One of the principles of the Declaration of Inter-dependence (DOI) (www.apln.org) addresses the topic of uncertainty directly, “We expect uncertainty and manage for it through iterations, anticipation, and adaptation.” Your approach to uncertainty must be multi-faceted—no single strategy or practice will be enough.
Having an agile mindset means accepting uncertainty about the future as a way of dealing with the future. Any development effort should be a balance between anticipation (planning based on what we know) and adaptation (responding to what we learn over time). Managers, and teams, need to find the balance point—how much time do we spend investigating requirements, technology, etc. in the beginning of a project versus actually developing product features (working software) and adjusting/adapting to new information as the project unfolds.
Traditional teams attempt to drive out uncertainty by planning and analysis. Agile teams tend to drive out uncertainty by developing working software in small increments and then adjusting. Traditional teams often think they have mitigated much of the uncertainty, when in fact a high degree of uncertainty still remains in the project. Late in the project the uncertainties begin wreaking havoc—and major cost overruns and schedule slips are announced.

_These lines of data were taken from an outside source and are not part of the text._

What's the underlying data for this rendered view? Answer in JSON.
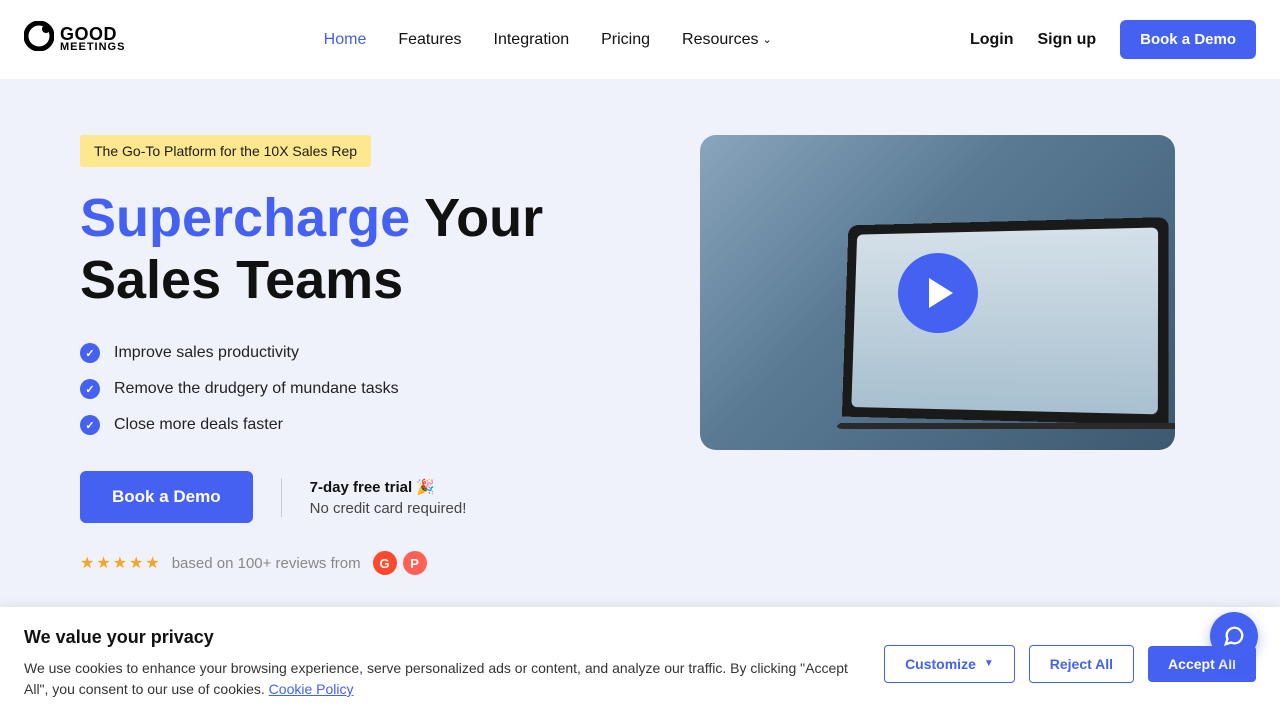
{
  "logo": {
    "good": "GOOD",
    "meetings": "MEETINGS"
  },
  "nav": {
    "home": "Home",
    "features": "Features",
    "integration": "Integration",
    "pricing": "Pricing",
    "resources": "Resources"
  },
  "auth": {
    "login": "Login",
    "signup": "Sign up"
  },
  "header_cta": "Book a Demo",
  "hero": {
    "badge": "The Go-To Platform for the 10X Sales Rep",
    "title_highlight": "Supercharge",
    "title_rest": "Your Sales Teams",
    "features": [
      "Improve sales productivity",
      "Remove the drudgery of mundane tasks",
      "Close more deals faster"
    ],
    "cta": "Book a Demo",
    "trial_title": "7-day free trial 🎉",
    "trial_sub": "No credit card required!",
    "reviews_text": "based on 100+ reviews from"
  },
  "cookie": {
    "title": "We value your privacy",
    "desc_part1": "We use cookies to enhance your browsing experience, serve personalized ads or content, and analyze our traffic. By clicking \"Accept All\", you consent to our use of cookies. ",
    "link": "Cookie Policy",
    "customize": "Customize",
    "reject": "Reject All",
    "accept": "Accept All"
  }
}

Agile teams, on the other hand, often project uncertainty early in the project but become more certain later in the project. Agile project managers are often hard pressed to defend their uncertainty because upper managers are in the “you can be right, and you can be wrong, but don’t be uncertain,” mindset. Dealing positively with uncertainty, being willing to accept that certain things are unknown and unknowable (for now), is a big part of learning to be an agile manager.